Reclamações sobre transporte coletivo provocam reunião na Câmara

Na manhã dessa quinta-feira (16), as Comissões de Direitos Humanos e do Consumidor, Defesa Social e Desenvolvimento Econômico, presidida pelo vereador Vanderlei Miranda (PR); e de Administração Pública, Infraestrutura e Serviços, presidida pelo vereador Sinval Dias (PSDB), se reuniram com representantes da Enscon Viação e do Setor de Trânsito e Transporte (Settran) a fim de apresentar reivindicações sobre o transporte público municipal. Os questionamentos foram feitos por uma cidadã através de ofício entregue ao presidente da Comissão na semana passada.

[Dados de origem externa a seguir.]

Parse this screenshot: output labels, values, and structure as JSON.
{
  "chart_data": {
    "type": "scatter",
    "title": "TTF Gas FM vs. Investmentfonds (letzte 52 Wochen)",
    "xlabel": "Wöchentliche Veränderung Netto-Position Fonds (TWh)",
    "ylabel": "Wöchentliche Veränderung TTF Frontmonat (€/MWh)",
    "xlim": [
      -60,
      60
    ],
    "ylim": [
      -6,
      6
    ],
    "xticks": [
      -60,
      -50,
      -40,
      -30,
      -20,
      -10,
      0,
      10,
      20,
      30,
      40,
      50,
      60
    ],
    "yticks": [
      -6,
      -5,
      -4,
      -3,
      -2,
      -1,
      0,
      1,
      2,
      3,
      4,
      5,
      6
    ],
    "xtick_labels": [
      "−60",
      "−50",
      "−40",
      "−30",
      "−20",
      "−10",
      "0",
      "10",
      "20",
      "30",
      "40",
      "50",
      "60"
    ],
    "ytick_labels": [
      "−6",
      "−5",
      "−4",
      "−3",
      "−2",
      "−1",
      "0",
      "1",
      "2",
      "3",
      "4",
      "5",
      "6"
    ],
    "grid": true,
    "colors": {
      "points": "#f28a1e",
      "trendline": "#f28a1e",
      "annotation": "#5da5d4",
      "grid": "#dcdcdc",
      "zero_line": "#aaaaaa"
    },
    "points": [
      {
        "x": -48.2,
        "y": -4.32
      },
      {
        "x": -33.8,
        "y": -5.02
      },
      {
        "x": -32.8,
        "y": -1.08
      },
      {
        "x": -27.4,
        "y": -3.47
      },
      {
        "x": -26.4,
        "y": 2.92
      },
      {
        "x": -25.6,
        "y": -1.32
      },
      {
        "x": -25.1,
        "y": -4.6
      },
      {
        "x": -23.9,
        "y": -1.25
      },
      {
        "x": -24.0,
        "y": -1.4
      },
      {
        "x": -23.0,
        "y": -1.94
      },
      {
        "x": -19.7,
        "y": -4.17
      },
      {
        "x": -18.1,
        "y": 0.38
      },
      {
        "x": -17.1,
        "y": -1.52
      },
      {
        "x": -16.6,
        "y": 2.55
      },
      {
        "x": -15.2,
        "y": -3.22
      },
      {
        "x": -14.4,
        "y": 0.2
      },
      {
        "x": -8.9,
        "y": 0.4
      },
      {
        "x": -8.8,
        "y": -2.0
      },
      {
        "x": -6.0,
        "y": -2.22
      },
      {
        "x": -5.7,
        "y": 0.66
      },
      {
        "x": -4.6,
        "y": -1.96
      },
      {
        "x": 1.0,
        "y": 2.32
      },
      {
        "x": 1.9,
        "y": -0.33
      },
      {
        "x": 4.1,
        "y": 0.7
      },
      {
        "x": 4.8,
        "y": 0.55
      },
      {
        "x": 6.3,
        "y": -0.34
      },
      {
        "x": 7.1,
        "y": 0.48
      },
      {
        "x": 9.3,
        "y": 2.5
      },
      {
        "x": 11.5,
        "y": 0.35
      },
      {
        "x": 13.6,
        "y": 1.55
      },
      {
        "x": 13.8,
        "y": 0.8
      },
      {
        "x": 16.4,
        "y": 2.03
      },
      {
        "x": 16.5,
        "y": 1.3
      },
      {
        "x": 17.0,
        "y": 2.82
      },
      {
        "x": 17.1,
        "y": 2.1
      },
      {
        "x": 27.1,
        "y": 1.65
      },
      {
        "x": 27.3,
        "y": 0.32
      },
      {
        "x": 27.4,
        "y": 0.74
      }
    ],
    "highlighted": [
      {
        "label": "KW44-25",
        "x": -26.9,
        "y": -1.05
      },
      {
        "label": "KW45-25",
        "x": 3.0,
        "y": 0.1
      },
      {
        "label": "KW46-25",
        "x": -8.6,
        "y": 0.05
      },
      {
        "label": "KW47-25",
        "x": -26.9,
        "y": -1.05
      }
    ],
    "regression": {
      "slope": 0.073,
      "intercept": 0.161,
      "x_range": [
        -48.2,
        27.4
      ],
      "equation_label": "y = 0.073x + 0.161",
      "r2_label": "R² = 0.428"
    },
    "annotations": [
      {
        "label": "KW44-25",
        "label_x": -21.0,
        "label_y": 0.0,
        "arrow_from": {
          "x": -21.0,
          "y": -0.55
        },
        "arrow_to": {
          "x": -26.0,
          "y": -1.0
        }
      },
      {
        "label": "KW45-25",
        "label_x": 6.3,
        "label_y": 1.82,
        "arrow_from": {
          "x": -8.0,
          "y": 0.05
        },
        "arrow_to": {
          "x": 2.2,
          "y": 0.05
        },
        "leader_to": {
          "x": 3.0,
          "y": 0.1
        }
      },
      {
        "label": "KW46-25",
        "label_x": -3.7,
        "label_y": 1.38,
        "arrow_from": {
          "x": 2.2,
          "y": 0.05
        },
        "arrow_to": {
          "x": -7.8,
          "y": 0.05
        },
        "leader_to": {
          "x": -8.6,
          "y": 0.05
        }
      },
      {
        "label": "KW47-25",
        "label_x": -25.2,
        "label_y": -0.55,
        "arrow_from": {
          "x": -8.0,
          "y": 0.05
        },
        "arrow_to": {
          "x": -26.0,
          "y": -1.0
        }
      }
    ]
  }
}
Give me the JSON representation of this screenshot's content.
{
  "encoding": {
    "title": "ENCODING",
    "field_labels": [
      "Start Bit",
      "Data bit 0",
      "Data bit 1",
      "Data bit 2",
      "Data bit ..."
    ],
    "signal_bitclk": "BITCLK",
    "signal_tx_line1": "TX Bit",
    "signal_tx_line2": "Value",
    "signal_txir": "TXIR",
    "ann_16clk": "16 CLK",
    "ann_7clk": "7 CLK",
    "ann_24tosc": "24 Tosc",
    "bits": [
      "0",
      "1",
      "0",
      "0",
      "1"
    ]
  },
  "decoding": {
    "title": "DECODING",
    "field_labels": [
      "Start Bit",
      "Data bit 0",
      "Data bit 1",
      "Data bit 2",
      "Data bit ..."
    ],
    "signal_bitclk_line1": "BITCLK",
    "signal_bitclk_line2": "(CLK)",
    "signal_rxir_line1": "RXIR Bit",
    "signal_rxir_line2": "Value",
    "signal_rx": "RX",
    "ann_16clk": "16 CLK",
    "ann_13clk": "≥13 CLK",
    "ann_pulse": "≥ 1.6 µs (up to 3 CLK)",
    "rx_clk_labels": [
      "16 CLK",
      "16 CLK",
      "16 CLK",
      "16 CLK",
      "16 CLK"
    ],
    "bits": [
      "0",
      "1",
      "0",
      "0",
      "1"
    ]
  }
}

A reunião contou com a presença do vereador Fábio da Prohetel (PP), membro da Comissão de Direitos Humanos; do chefe do Settran, Brenno Lima; de José Eustáquio de Campos, responsável pela parte de transporte do setor; e por Maciel Gomes, gerente da Enscon.

Na oportunidade, Vanderlei apresentou aos presentes o ofício com as queixas feitas pela usuária do transporte público. Segundo ela, “o transporte público de passageiros está sendo prestado de forma inadequada às necessidades da população”. Conforme consta no ofício, os questionamentos já foram reportados à Enscon e ao Settran, mas sem “melhoria alguma”.

Entre as reclamações apresentadas no documento estão: mudança de horário semanal regular para horário de sábado ou domingos e feriados em dias úteis, sem prévia e ampla divulgação aos usuários; atrasos nos horários de quase todas as linhas, mesmo fora dos dias ou horários de “pico”; utilização da linha 155 para transporte de universitários, sobrecarregando-a e impossibilitando o uso adequado tanto pela comunidade quanto pelos estudantes; suspensão de horários em atraso considerável, também chamada “viagem morta”.

Além disso, a usuária questionou que, em dias determinados, a Enscon recolhe as máquinas de recarga do Ensconcard dos locais conveniados impossibilitando a recarga do mesmo e obrigando os usuários a pagarem a passagem em dinheiro. Por último, a reclamante sugere estabelecer preço único para pagamento da passagem em dinheiro ou no cartão, “pois entende-se que atrelar menor valor da passagem ao uso do cartão caracteriza uma prática proibida pelo Código de Defesa do Consumidor (Lei 8.078/90, art. 39, I).”

Diante o exposto, ficou definido que os representantes tanto da Enscon quanto do Settran vão se manifestar por escrito perante a Comissão de Direitos Humanos para que a mesma encaminhe à reclamante as devidas ações tomadas com relação aos questionamentos apresentados.